A Commitment to Supporting People, Learning and Capacity

An effective Liberty academy ensures all staff have access and commitment to continued professional development which recognises the individual and collective value and contribution to be made.  Attention is given to developing the talent from within and succession planning is a strategic focus.  Staff well-being is prioritised and seen as an integral part of continued school improvement.

A commitment to supporting people, learning and capacity will be evidenced in the following ways:

  • Strong take-up of the learning and professional development offer at all levels;
  • Regular staff surveys which show a positive reflection of both the school environment and working conditions and where any negative reports are taken seriously, explored and fed back; and
  • Active engagement in Trust network meetings and working parties as a commitment to the ongoing contribution to knowledge.

A Consistent Approach to Assessment, Curriculum and Pedagogy

An effective Liberty academy requires all teaching and instructional staff to be actively engaged in discussions on pedagogy and regularly reflecting on their own practice so that all pupils, regardless of prior attainment or vulnerabilities are able to access the learning opportunities in every subject, be challenged in their thinking and understand new knowledge.  Teaching and instructional staff are passionate about their subject and excited about sharing this in formal lessons and beyond.

A consistent approach to assessment, curriculum and pedagogy will be evidenced in the following ways:

  • Strong classroom practice and expert subject knowledge;
  • Clear rationale and sequencing of the curriculum which builds on previous learning and extends and deepens knowledge in every subject;
  • Involvement with Research groups / networks / communities of practice
  • Autism Lead practitioners in each school working with central team colleagues to refine pedagogical approaches that accelerate learning for autistic pupils; and
  • Teaching and learning policy which links clearly to the professional development policy.

Clarity of Quality Assurance and Accountability

An effective Liberty academy strives for continued improvement, without fear or favour.  This means that all colleagues understand the part they play in educating pupils in their school.  Leaders at all levels have the confidence to confirm where individuals or groups of pupils are not doing as well as their peers and the drive to identify what they are doing about it and the timescales of improvement expected.
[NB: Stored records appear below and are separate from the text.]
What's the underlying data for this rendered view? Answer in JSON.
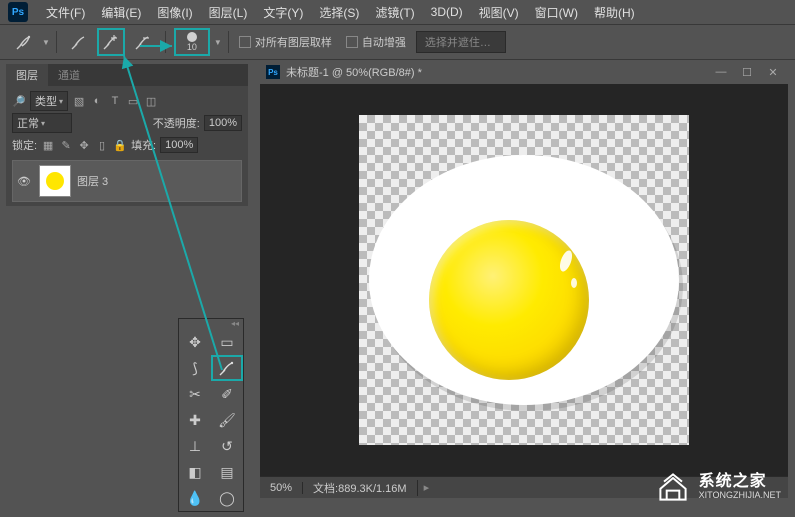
{
  "menu": {
    "file": "文件(F)",
    "edit": "编辑(E)",
    "image": "图像(I)",
    "layer": "图层(L)",
    "text": "文字(Y)",
    "select": "选择(S)",
    "filter": "滤镜(T)",
    "threeD": "3D(D)",
    "view": "视图(V)",
    "window": "窗口(W)",
    "help": "帮助(H)"
  },
  "optbar": {
    "brush_size": "10",
    "sample_all": "对所有图层取样",
    "auto_enhance": "自动增强",
    "refine": "选择并遮住…"
  },
  "layers_panel": {
    "tab_layers": "图层",
    "tab_channels": "通道",
    "filter_label": "类型",
    "blend_mode": "正常",
    "opacity_label": "不透明度:",
    "opacity_value": "100%",
    "lock_label": "锁定:",
    "fill_label": "填充:",
    "fill_value": "100%",
    "layer_name": "图层 3"
  },
  "document": {
    "title": "未标题-1 @ 50%(RGB/8#) *",
    "zoom": "50%",
    "docsize": "文档:889.3K/1.16M"
  },
  "watermark": {
    "cn": "系统之家",
    "en": "XITONGZHIJIA.NET"
  }
}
Clarity of quality assurance and accountability will be evidenced in the following ways:

  • Openness and transparency in the sharing and forensic analysis of data, which is quality assured centrally, and triangulated with other academies in order to inform strengths and areas of development;
  • Transparent and consistent approaches to appraisal and performance management for all staff who understand that accountability supports empowerment to be the best that we can be; and
  • Performance targets which include a focus on the progress and attainment of all pupils, including those with multiple vulnerabilities, such as LAC, EAL, Socio-economic disadvantage, Gypsy, Roma and Traveller pupils, Asylum seekers, refugees and new migrants.

A Commitment to Developing as an Inclusive Learning Organisation

An effective Liberty academy embodies the mission to create a world that works for autistic children and young people, seeking first to understand their pupils and communities and championing the marginalised so that their future can be altered for the better.  Pupils and families are not blamed for their poor behaviour or lack of achievement, but are offered support and strategies which allow them to see a better way of managing the challenges they face, as inclusive education seeks to transform practice in schools to promote inclusion rather than exclusion.  (Council of Europe, 2015, p. 18).

A commitment to developing as an inclusive learning organisation will be evidenced in the following ways:

  • An outward facing leadership team who actively seek opportunities for collaboration and partnership with other learning organisations both locally and nationally;
  • Regular pupil voice surveys which show a positive reflection of the educational experience and where any negative reports are taken seriously and explored;
  • Regular parent voice surveys which show a positive home-school relationship and where any negative reports are taken seriously, explored and fed back; and
  • Active engagement and collaboration with the central Education team, understanding that support, guidance and recommendations are there to enhance the school.